Sie sind hier: HomeUnternehmensebeneEngineering

Dassault Systèmes: Anbindung an die Fertigung

Auf der Messe präsentiert Dassault Systèmes die neueste Version seiner Software-Suite Solidworks 2018. Warum dabei eine fertigungsorientierte Konstruktionsstrategie eine große Rolle spielt, erklärt Uwe Burk, Director Sales Solidworks, Dassault Systèmes.

Uwe Burk von Dassault Bildquelle: © Dassault Systemes

Uwe Burk: "Gerade im Zeitalter von Industrie 4.0 setzt die Realisierung neuer Produkte eine assoziativ gekoppelte Integration von Konstruktion und Fertigung voraus."

Herr Burk, wie ist die Integration der Fertigung in der neuen Solidworks-Version umgesetzt?

Burk: Solidworks 2018 von Dassault Systèmes bietet unter anderem eine integrierte CAM-Lösung mit assoziativer Kopplung an das mechanische Design. Diese Lösung zeigt auf, welche Möglichkeiten sich durch die direkte Verknüpfung von Konstruktion und Fertigung ergeben – beispielhaft auch für künftige Lösungen der vielen Solidworks-CAM-Partner. Die entsprechenden Programmierschnittstellen sind für alle Partner frei verfügbar.

Zusätzlich bietet Solidworks 2018 mit den Produkten Electrical und PCB elektrotechnische Lösungen, die komplett in die Solidworks-Umgebung integriert sind. Über die Integration ist ein optimierter Weg der elektrotechnischen Daten bis in die Fertigung gegeben. Mechanische Informationen wie beispielsweise Position von Motoren und Anzeigeelemente können frühzeitig bei der Auslegung von Kabeln und deren Länge berücksichtigt werden. Unter Verwendung von Direktschnittstellen lassen sich Daten zwischen den einzelnen Modulen in Echtzeit austauschen. Dadurch wird die Effizienz von heterogenen Teams im Entwicklungsprozess gesteigert und die Kommunikation und Zusammenarbeit verbessert.

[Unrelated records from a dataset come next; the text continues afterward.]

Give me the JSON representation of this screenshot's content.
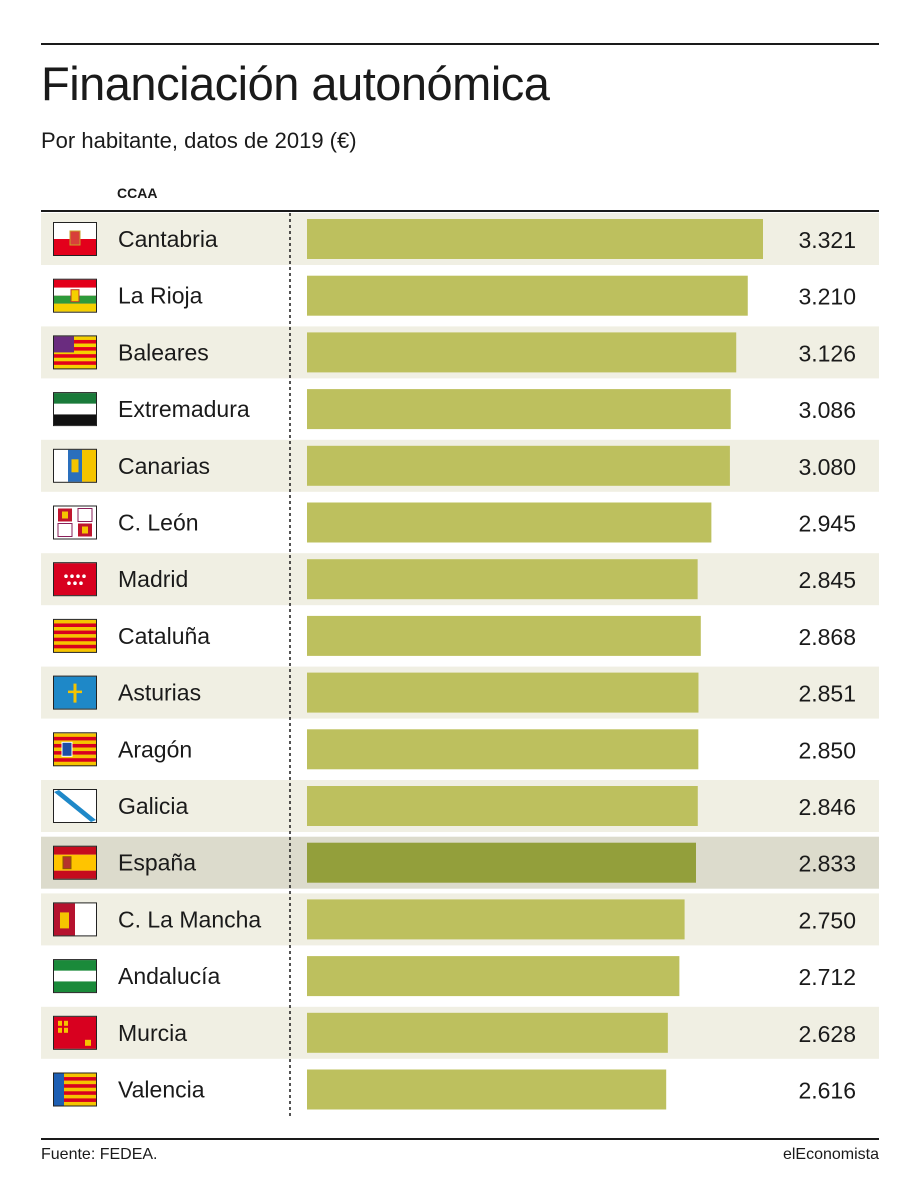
{
  "title": "Financiación autonómica",
  "subtitle": "Por habitante, datos de 2019 (€)",
  "column_header": "CCAA",
  "source": "Fuente: FEDEA.",
  "brand": "elEconomista",
  "colors": {
    "bar": "#bdc05e",
    "bar_highlight": "#939f3b",
    "row_band": "#f0efe3",
    "row_highlight": "#dcdbcc",
    "text": "#1a1a1a"
  },
  "chart_data": {
    "type": "bar",
    "orientation": "horizontal",
    "title": "Financiación autonómica",
    "subtitle": "Por habitante, datos de 2019 (€)",
    "xlabel": "",
    "ylabel": "CCAA",
    "xlim": [
      0,
      3321
    ],
    "grid": false,
    "legend": "none",
    "categories": [
      "Cantabria",
      "La Rioja",
      "Baleares",
      "Extremadura",
      "Canarias",
      "C. León",
      "Madrid",
      "Cataluña",
      "Asturias",
      "Aragón",
      "Galicia",
      "España",
      "C. La Mancha",
      "Andalucía",
      "Murcia",
      "Valencia"
    ],
    "values": [
      3321,
      3210,
      3126,
      3086,
      3080,
      2945,
      2845,
      2868,
      2851,
      2850,
      2846,
      2833,
      2750,
      2712,
      2628,
      2616
    ],
    "value_labels": [
      "3.321",
      "3.210",
      "3.126",
      "3.086",
      "3.080",
      "2.945",
      "2.845",
      "2.868",
      "2.851",
      "2.850",
      "2.846",
      "2.833",
      "2.750",
      "2.712",
      "2.628",
      "2.616"
    ],
    "highlight": "España",
    "flag_icons": [
      "flag-cantabria-icon",
      "flag-la-rioja-icon",
      "flag-baleares-icon",
      "flag-extremadura-icon",
      "flag-canarias-icon",
      "flag-castilla-leon-icon",
      "flag-madrid-icon",
      "flag-cataluna-icon",
      "flag-asturias-icon",
      "flag-aragon-icon",
      "flag-galicia-icon",
      "flag-espana-icon",
      "flag-castilla-la-mancha-icon",
      "flag-andalucia-icon",
      "flag-murcia-icon",
      "flag-valencia-icon"
    ]
  }
}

Warum ist Integration der Fertigung so wichtig?

Burk: Neue Produkte müssen bei immer höheren Anforderungen in Gewicht, Größe und Funktionalität in immer kürzerer Zeit entwickelt und im Markt eingeführt werden. Nur durch das effiziente Zusammenspiel der einzelnen Disziplinen im Entwicklungs- und Konstruktionsprozess lassen sich heutige Produkte entwickeln und fertigen.

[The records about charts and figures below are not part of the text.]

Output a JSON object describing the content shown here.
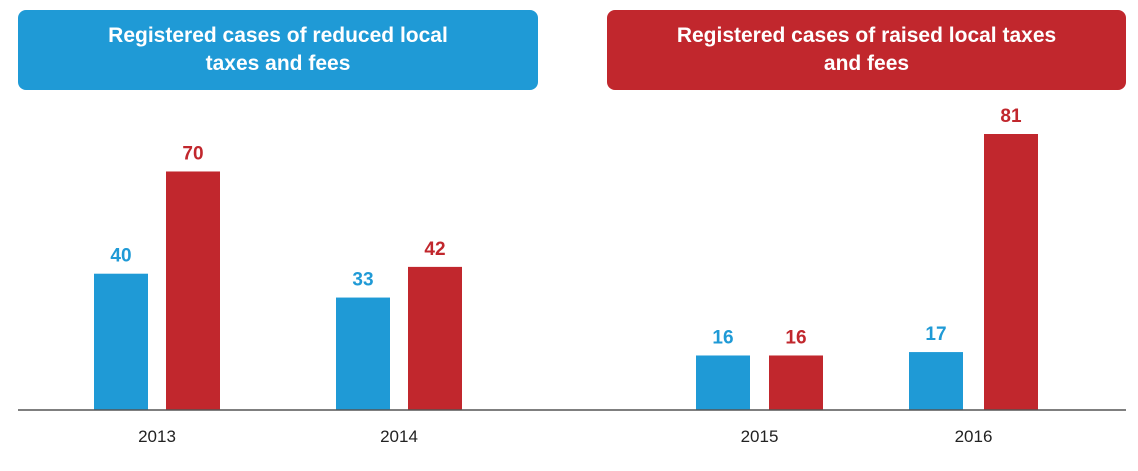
{
  "legend": {
    "reduced": "Registered cases of reduced local taxes and fees",
    "raised": "Registered cases of raised local taxes and fees"
  },
  "colors": {
    "reduced": "#1f9ad6",
    "raised": "#c1272d",
    "axis": "#555555"
  },
  "chart_data": {
    "type": "bar",
    "categories": [
      "2013",
      "2014",
      "2015",
      "2016"
    ],
    "series": [
      {
        "name": "Registered cases of reduced local taxes and fees",
        "values": [
          40,
          33,
          16,
          17
        ]
      },
      {
        "name": "Registered cases of raised local taxes and fees",
        "values": [
          70,
          42,
          16,
          81
        ]
      }
    ],
    "ylim": [
      0,
      81
    ],
    "grid": false,
    "legend_position": "top"
  }
}
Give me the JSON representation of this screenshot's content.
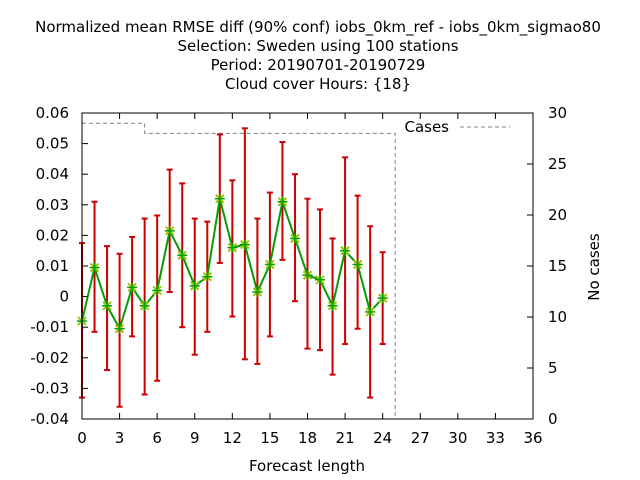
{
  "chart_data": {
    "type": "line",
    "title_lines": [
      "Normalized mean RMSE diff (90% conf) iobs_0km_ref - iobs_0km_sigmao80",
      "Selection: Sweden using   100 stations",
      "Period: 20190701-20190729",
      "Cloud cover   Hours: {18}"
    ],
    "xlabel": "Forecast length",
    "ylabel": "",
    "y2label": "No cases",
    "xlim": [
      0,
      36
    ],
    "ylim": [
      -0.04,
      0.06
    ],
    "y2lim": [
      0,
      30
    ],
    "xticks": [
      "0",
      "3",
      "6",
      "9",
      "12",
      "15",
      "18",
      "21",
      "24",
      "27",
      "30",
      "33",
      "36"
    ],
    "yticks": [
      "-0.04",
      "-0.03",
      "-0.02",
      "-0.01",
      "0",
      "0.01",
      "0.02",
      "0.03",
      "0.04",
      "0.05",
      "0.06"
    ],
    "y2ticks": [
      "0",
      "5",
      "10",
      "15",
      "20",
      "25",
      "30"
    ],
    "grid": false,
    "legend_position": "top-right",
    "series": [
      {
        "kind": "mean_with_errorbars",
        "color": "#00a000",
        "marker_color": "#a0c000",
        "errorbar_color": "#cc0000",
        "x": [
          0,
          1,
          2,
          3,
          4,
          5,
          6,
          7,
          8,
          9,
          10,
          11,
          12,
          13,
          14,
          15,
          16,
          17,
          18,
          19,
          20,
          21,
          22,
          23,
          24
        ],
        "y": [
          -0.008,
          0.0095,
          -0.003,
          -0.0105,
          0.003,
          -0.003,
          0.002,
          0.0215,
          0.0135,
          0.0035,
          0.0065,
          0.032,
          0.016,
          0.017,
          0.0015,
          0.0105,
          0.031,
          0.019,
          0.007,
          0.0055,
          -0.003,
          0.015,
          0.0105,
          -0.005,
          -0.0005
        ],
        "lower": [
          -0.033,
          -0.0115,
          -0.024,
          -0.036,
          -0.013,
          -0.032,
          -0.0275,
          0.0015,
          -0.01,
          -0.019,
          -0.0115,
          0.011,
          -0.0065,
          -0.0205,
          -0.022,
          -0.013,
          0.012,
          -0.0015,
          -0.017,
          -0.0175,
          -0.0255,
          -0.0155,
          -0.0105,
          -0.033,
          -0.0155
        ],
        "upper": [
          0.0175,
          0.031,
          0.0165,
          0.014,
          0.0195,
          0.0255,
          0.0265,
          0.0415,
          0.037,
          0.0255,
          0.0245,
          0.053,
          0.038,
          0.055,
          0.0255,
          0.034,
          0.0505,
          0.04,
          0.032,
          0.0285,
          0.019,
          0.0455,
          0.033,
          0.023,
          0.0145
        ]
      },
      {
        "name": "Cases",
        "kind": "cases",
        "axis": "right",
        "color": "#808080",
        "x": [
          0,
          1,
          2,
          3,
          4,
          5,
          6,
          7,
          8,
          9,
          10,
          11,
          12,
          13,
          14,
          15,
          16,
          17,
          18,
          19,
          20,
          21,
          22,
          23,
          24,
          25,
          26,
          27,
          28,
          29,
          30,
          31,
          32,
          33,
          34,
          35,
          36
        ],
        "y": [
          29,
          29,
          29,
          29,
          29,
          28,
          28,
          28,
          28,
          28,
          28,
          28,
          28,
          28,
          28,
          28,
          28,
          28,
          28,
          28,
          28,
          28,
          28,
          28,
          28,
          0,
          0,
          0,
          0,
          0,
          0,
          0,
          0,
          0,
          0,
          0,
          0
        ]
      }
    ]
  }
}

Wenn fertigungsrelevante Informationen schnell und akkurat in die Fertigung übergeben werden können, werden zusätzliche Kosten für Prototypen und Redesigns vermieden. Ziel muss es sein, neue Produkte fehlerfrei gleich beim ersten Schuss zu fertigen, um schneller am Markt zu sein.

Welche anderen neuen Tools spielen in der neuen Version eine wichtige Rolle?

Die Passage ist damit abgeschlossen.